Dari tempat rapat, Laura buru-buru menyewa ojek untuk kembali ke apartemen. Ia memiliki langganan ojek yang siap sedia mengantarnya menembus kemacetan Jakarta. "Ini baru sampai, jadi enggak sempat dandan. Maaf ya," kata Laura.
Kepiawaian merias ala model lantas dipertontonkannya. Tangannya gemulai membersihkan wajah, meratakan bedak, mempercantik mata, dan memoles lipstik ke bibir. Abrakadabra, wajah polos itu semakin memesona.
"Aku mirip kakek. Gelap kulitnya dan tinggi. Aku campuran Serang dan Pontianak. Papa dan mamaku Tionghoa, tetapi banyak yang bilang aku lebih kayak orang India," ujar Laura memulai perbincangan.
Pekerjaan 12 detik
Laura berkenalan dengan dunia model ketika mendapat beasiswa kuliah di Belanda. Ia lantas menjajal panggung modeling di Belanda, Rusia, Selandia Baru, Perancis, Italia, Jepang, dan negara lain di Asia.
Setelah lulus dan pulang ke Tanah Air, Laura telanjur jatuh cinta pada modeling.

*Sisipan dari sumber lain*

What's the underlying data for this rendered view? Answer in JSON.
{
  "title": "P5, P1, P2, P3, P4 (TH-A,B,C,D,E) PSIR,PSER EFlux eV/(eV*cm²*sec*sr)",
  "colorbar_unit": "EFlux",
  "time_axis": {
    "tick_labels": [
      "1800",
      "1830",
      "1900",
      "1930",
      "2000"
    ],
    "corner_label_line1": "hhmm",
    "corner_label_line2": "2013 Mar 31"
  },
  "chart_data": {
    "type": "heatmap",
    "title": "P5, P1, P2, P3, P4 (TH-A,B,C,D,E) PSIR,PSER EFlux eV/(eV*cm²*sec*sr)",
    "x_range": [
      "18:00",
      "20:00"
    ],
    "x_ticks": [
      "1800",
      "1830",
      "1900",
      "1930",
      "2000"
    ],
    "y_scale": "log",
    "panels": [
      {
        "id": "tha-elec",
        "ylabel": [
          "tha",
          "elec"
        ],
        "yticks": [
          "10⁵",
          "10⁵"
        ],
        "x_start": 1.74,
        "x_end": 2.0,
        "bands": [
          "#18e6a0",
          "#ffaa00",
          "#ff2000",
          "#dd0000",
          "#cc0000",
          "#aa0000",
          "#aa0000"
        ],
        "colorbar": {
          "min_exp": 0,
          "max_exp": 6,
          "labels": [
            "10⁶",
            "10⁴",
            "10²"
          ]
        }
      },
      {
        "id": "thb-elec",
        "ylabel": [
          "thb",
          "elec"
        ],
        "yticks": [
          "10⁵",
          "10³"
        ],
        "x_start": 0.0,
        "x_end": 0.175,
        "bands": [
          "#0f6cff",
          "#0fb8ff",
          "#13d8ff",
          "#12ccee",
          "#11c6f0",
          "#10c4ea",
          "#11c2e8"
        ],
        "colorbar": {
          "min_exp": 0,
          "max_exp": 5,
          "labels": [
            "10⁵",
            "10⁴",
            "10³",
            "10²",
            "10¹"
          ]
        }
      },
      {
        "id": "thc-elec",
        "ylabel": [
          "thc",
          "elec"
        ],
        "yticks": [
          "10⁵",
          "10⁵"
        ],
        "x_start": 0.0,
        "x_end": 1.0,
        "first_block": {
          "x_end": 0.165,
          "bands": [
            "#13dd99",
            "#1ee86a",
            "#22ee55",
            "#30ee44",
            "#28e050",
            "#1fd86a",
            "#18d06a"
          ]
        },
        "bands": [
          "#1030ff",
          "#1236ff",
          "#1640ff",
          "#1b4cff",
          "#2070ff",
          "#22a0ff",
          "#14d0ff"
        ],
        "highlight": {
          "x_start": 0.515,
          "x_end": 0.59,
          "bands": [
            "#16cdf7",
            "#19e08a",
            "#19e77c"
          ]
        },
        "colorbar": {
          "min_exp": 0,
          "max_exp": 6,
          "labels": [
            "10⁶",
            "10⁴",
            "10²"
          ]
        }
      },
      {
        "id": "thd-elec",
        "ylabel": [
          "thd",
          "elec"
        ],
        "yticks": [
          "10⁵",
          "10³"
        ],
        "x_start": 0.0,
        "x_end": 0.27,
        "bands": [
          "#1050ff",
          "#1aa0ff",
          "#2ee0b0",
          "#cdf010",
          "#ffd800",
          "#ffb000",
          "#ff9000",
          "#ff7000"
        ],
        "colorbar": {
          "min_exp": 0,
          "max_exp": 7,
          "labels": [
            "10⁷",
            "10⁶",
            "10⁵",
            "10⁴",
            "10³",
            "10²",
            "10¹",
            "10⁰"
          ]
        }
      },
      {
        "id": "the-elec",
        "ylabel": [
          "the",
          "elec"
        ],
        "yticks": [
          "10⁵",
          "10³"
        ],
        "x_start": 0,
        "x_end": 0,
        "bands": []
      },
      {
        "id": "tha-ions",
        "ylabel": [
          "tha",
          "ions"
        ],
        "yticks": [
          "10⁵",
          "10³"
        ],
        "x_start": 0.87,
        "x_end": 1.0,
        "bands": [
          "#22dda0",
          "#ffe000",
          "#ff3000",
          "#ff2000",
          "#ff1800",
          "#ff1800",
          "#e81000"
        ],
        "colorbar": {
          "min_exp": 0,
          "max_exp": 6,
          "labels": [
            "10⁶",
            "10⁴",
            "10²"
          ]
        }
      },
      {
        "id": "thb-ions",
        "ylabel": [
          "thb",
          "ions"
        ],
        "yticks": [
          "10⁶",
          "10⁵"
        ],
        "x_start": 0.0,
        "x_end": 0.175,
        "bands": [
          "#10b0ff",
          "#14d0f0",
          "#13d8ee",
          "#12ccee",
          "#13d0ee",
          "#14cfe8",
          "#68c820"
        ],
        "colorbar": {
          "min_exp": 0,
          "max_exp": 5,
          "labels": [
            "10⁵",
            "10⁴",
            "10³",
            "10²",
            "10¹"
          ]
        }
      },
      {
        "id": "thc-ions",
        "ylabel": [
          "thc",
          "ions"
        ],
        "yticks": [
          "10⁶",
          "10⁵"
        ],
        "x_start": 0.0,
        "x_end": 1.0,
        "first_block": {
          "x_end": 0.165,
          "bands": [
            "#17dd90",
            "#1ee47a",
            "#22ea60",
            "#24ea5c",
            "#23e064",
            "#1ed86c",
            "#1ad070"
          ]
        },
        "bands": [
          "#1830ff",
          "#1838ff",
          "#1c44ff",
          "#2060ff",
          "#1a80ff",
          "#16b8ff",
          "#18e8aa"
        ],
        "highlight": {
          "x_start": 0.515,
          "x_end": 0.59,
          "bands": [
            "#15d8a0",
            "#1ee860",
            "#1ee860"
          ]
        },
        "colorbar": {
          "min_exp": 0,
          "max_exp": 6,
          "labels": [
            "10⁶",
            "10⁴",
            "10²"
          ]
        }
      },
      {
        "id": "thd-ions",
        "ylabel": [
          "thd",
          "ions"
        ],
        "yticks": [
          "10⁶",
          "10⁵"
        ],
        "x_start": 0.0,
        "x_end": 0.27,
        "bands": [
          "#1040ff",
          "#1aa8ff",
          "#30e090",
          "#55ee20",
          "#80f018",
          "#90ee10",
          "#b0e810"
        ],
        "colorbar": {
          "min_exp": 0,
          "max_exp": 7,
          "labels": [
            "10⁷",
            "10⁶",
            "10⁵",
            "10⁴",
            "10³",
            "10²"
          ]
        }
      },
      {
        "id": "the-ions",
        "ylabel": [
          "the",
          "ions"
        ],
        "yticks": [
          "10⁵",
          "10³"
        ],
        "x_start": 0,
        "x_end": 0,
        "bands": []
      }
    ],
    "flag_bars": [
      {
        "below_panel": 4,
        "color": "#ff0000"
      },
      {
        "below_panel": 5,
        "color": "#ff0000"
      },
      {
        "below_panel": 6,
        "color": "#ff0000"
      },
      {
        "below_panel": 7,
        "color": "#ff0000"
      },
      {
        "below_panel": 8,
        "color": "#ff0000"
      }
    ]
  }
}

Ia bahkan rela menolak tawaran bekerja di bank serta melepas beasiswa S-2 yang sudah ada di tangan demi menekuni dunia model.
"Modeling enggak bisa nanti. Kesempatannya hanya sekarang. Aku enggak mau bangun di usia 40-an dan menyesali sesuatu yang tidak aku lakukan dulu," kata Laura.
Pengorbanannya tak sia-sia. Laura kini dikenal sebagai salah satu model berbakat yang banyak dicari desainer kondang. Ia mampu memberi kesan elegan pada baju yang dikenakannya. Karakter Laura identik dengan karya yang elegan dan etnik. Rasa yang timbul ketika berjalan di runway yang membuat Laura ketagihan.
Laura merasa pekerjaan model serupa dengan artis film, hanya saja tanpa dialog. "Pas jalan pasti deg-degan. Ini pekerjaan 12 detik. Enggak bisa salah. Kamu cuma punya kesempatan satu kali," ujar Laura.
Selama 12 detik, seorang model menjadi jembatan penyampai pesan dari desainer. Setiap baju dan setiap panggung memiliki karakter masing-masing yang harus diselami. "Kami bertugas memberikan jiwa kepada koleksi. Harus menjadi orang lain dan menyembunyikan emosi," ujarnya.
Di catwalk, Laura harus tetap tersenyum ketika rambutnya tercerabut hiasan kepala yang berat. Kakinya pernah tak sengaja terjahit menjelang tampil. Laura harus menaklukkan ketakutannya pada panggung tinggi dan sepatu hak tinggi.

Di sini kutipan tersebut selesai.